Introduction
Recovery can take different forms, depending on each person. For some, it means the end of their symptoms (e.g., restrictions, excessive exercise, bingeing, purging). For others, healing involves ending self-hatred, fear, guilt, and negative self-talk associated with an eating disorder. In a broader sense, recovery also means discovering a meaningful and happy life with healthy ways of dealing with the problems that occur.
Why should you recover?
A person with an eating disorder may not easily understand the benefits and value of healing. After all, behaviors related to eating disorders are often a way to treat problems or emotional pain. Indeed, our condition can give us the wrong impression of feeling in control when everything else in our lives feels chaotic.
Here are some reasons to stop your eating disorder:
• No more living in fear, feeling sadness, or not liking yourself.
• No longer letting a number or scale of calories consumed dictate your mood or actions
• Feeling at ease with your body.
• You no longer always think about food or care about what you look like.
• Exercise will no longer be a necessity but a choice.
Where do you start from?
The very first and most important thing is to seek help from a professional. You may also consider using some self-help tools such as Practice self-compassion or Be honest with yourself.

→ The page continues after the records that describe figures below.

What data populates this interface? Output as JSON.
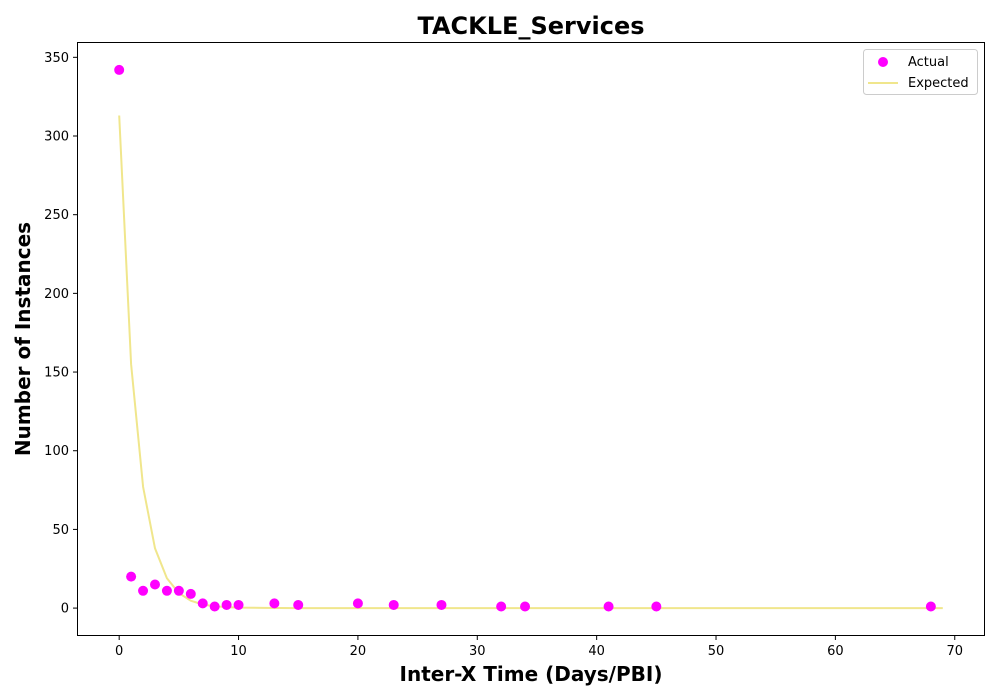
{
  "chart_data": {
    "type": "scatter",
    "title": "TACKLE_Services",
    "xlabel": "Inter-X Time (Days/PBI)",
    "ylabel": "Number of Instances",
    "xlim": [
      -3.45,
      72.45
    ],
    "ylim": [
      -17.1,
      359.1
    ],
    "xticks": [
      0,
      10,
      20,
      30,
      40,
      50,
      60,
      70
    ],
    "yticks": [
      0,
      50,
      100,
      150,
      200,
      250,
      300,
      350
    ],
    "grid": false,
    "legend_position": "top-right",
    "series": [
      {
        "name": "Actual",
        "kind": "scatter",
        "color": "#ff00ff",
        "points": [
          [
            0,
            342
          ],
          [
            1,
            20
          ],
          [
            2,
            11
          ],
          [
            3,
            15
          ],
          [
            4,
            11
          ],
          [
            5,
            11
          ],
          [
            6,
            9
          ],
          [
            7,
            3
          ],
          [
            8,
            1
          ],
          [
            9,
            2
          ],
          [
            10,
            2
          ],
          [
            13,
            3
          ],
          [
            15,
            2
          ],
          [
            20,
            3
          ],
          [
            23,
            2
          ],
          [
            27,
            2
          ],
          [
            32,
            1
          ],
          [
            34,
            1
          ],
          [
            41,
            1
          ],
          [
            45,
            1
          ],
          [
            68,
            1
          ]
        ]
      },
      {
        "name": "Expected",
        "kind": "line",
        "color": "#f0e68c",
        "points": [
          [
            0,
            313
          ],
          [
            1,
            155
          ],
          [
            2,
            77
          ],
          [
            3,
            38
          ],
          [
            4,
            19
          ],
          [
            5,
            9.5
          ],
          [
            6,
            4.7
          ],
          [
            7,
            2.3
          ],
          [
            8,
            1.2
          ],
          [
            9,
            0.6
          ],
          [
            10,
            0.3
          ],
          [
            12,
            0.1
          ],
          [
            15,
            0
          ],
          [
            20,
            0
          ],
          [
            30,
            0
          ],
          [
            40,
            0
          ],
          [
            50,
            0
          ],
          [
            60,
            0
          ],
          [
            69,
            0
          ]
        ]
      }
    ]
  }
}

You can learn these “techniques” by reading a good book or surfing the net.
Make a recovery diary
Fill a journal with optimistic thoughts and affirmations. Write down why you want to recover, how eating disorders have affected your life, what you want to be after five or ten years, and everything else that will help you motivate yourself to recover.
You cannot do this on your own
A person cannot give you the keys to healing. Instead, you probably need a team that requires you to take responsibility and the set of knowledge and skills you need to recover.

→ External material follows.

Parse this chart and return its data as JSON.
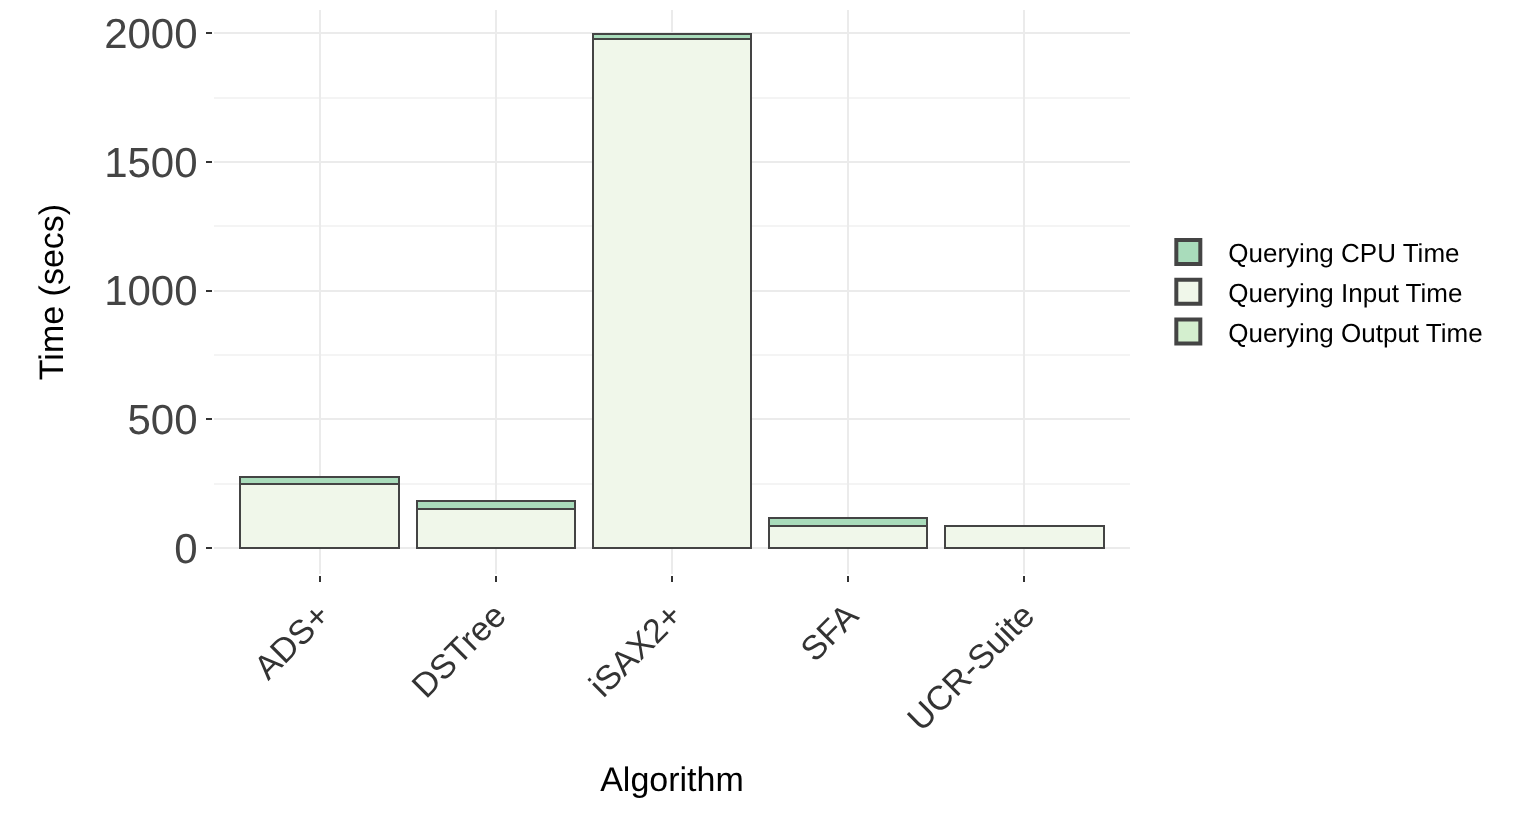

A dietitian specializing in eating disorders can help you navigate your eating rules and ultimately normalize your diet. In addition, a doctor (MD) or nurse (NP) can check your medical complications and provide you with the necessary real control over the severity of your illness.
Spend time with supportive people
Try to find people who are comfortable with their bodies and do not talk about diet and body image all the time.
You have your own clinical team, but where is your team? Do not let eating disorders isolate you from those you care about; and those who care about you!
Do things that are nourishing to your soul
If you deprive your body and brain of the proper nourishment, it will be very challenging to gain benefits ranging from therapy to mindfulness. In addition, regardless of body shape or size, malnutrition increases the risk of medical complications, non-morbid psychiatric symptoms, and twisted thinking.
Be skillfully smart
Disorders happen to be an incredibly effective mechanism for coping with certain things until it is not. Although it is an oversimplification of a very complex disease that can occur in genetics, temperature, trauma, and many other factors, it cannot be denied that eating disorders fulfill an immediate need to suppress or distract the unpleasant feelings or issues.
You cannot eliminate a coping mechanism whether or not it is a suitable adaptation without replacing it with something else. What about including coping strategies in your toolkit? Here is where all the dialectical behavior therapy hours will come in handy. What about mindfulness, art, or yoga?
Find your real self
Disorders are often ego-syntonic, or in other words, steady with the way one views their own self. So when you decide to get rid of an eating disorder, it might feel like having to leave a part of yourself that you may have held for so long.
Similarly, you need to add new ways to self-regulate yourself when you start refraining from eating disorders. Regaining your self-esteem is key to sustaining your recovery.
Be sincere and ready to try anything, stick to the thing, be kind to yourself and never forget: healing is possible.